Algebraic Structure - Universal Algebra

Universal Algebra

Algebraic structures are defined through different configurations of axioms. Universal algebra abstractly studies such objects. One major dichotomy is between structures that are axiomatized entirely by identities and structures that are not. If all axioms defining a class of algebras are identities, then the class of objects is a variety (not to be confused with algebraic variety in the sense of algebraic geometry).
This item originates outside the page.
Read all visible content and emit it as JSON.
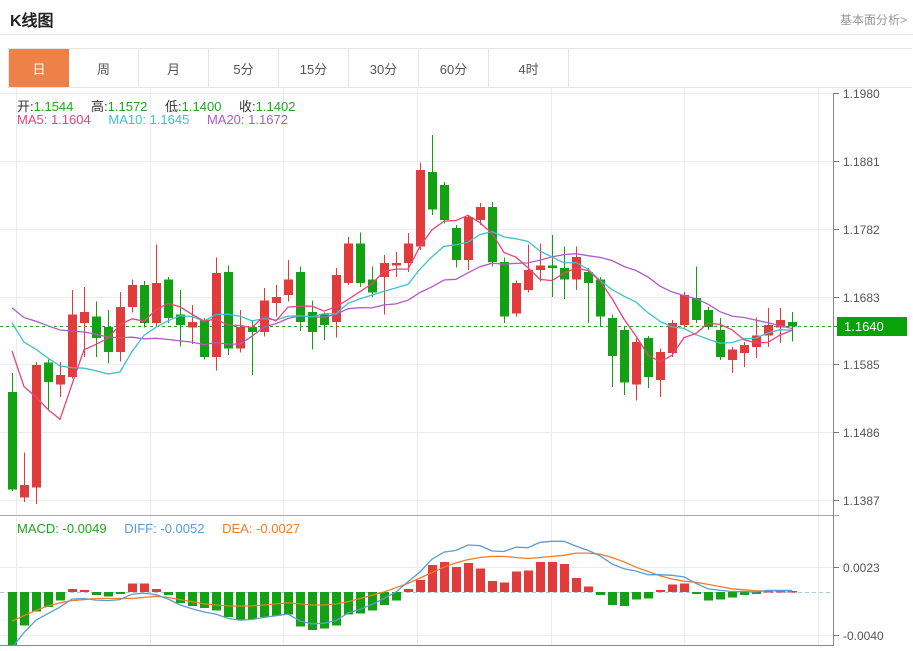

Identities are equations formulated using only the operations the structure allows, and variables that are tacitly universally quantified over the relevant universe. Identities contain no connectives, existentially quantified variables, or relations of any kind other than the allowed operations. The study of varieties is an important part of universal algebra. An algebraic structure in a variety may be understood as the quotient algebra of term algebra (also called "absolutely free algebra") divided by the equivalence relations generated by a set of identities. So, a collection of functions with given signatures generate a free algebra, the term algebra T. Given a set of equational identities (the axioms), one may consider their symmetric, transitive closure E. The quotient algebra T/E is then the algebraic structure or variety. Thus, for example, groups have a signature containing two operators: the multiplication operator m, taking two arguments, and the inverse operator i, taking one argument, and the identity element e, a constant, which may be considered an operator that takes zero arguments. Given a (countable) set of variables x, y, z, etc. the term algebra is the collection of all possible terms involving m, i, e and the variables; so for example, m(i(x), m(x,m(y,e))) would be an element of the term algebra. One of the axioms defining a group is the identity m(x, i(x)) = e; another is m(x,e) = x. The axioms can be represented as trees. These equations induce equivalence classes on the free algebra; the quotient algebra then has the algebraic structure of a group.

Several non-variety structures fail to be varieties, because either:

1. It is necessary that 0 ≠ 1, 0 being the additive identity element and 1 being a multiplicative identity element, but this is a nonidentity;
2. Structures such as fields have some axioms that hold only for nonzero members of S. For an algebraic structure to be a variety, its operations must be defined for all members of S; there can be no partial operations.

Structures whose axioms unavoidably include nonidentities are among the most important ones in mathematics, e.g., fields and hence also vector spaces and algebras. Although structures with nonidentities retain an undoubted algebraic flavor, they suffer from defects varieties do not have. For example, the product of two fields is not a field.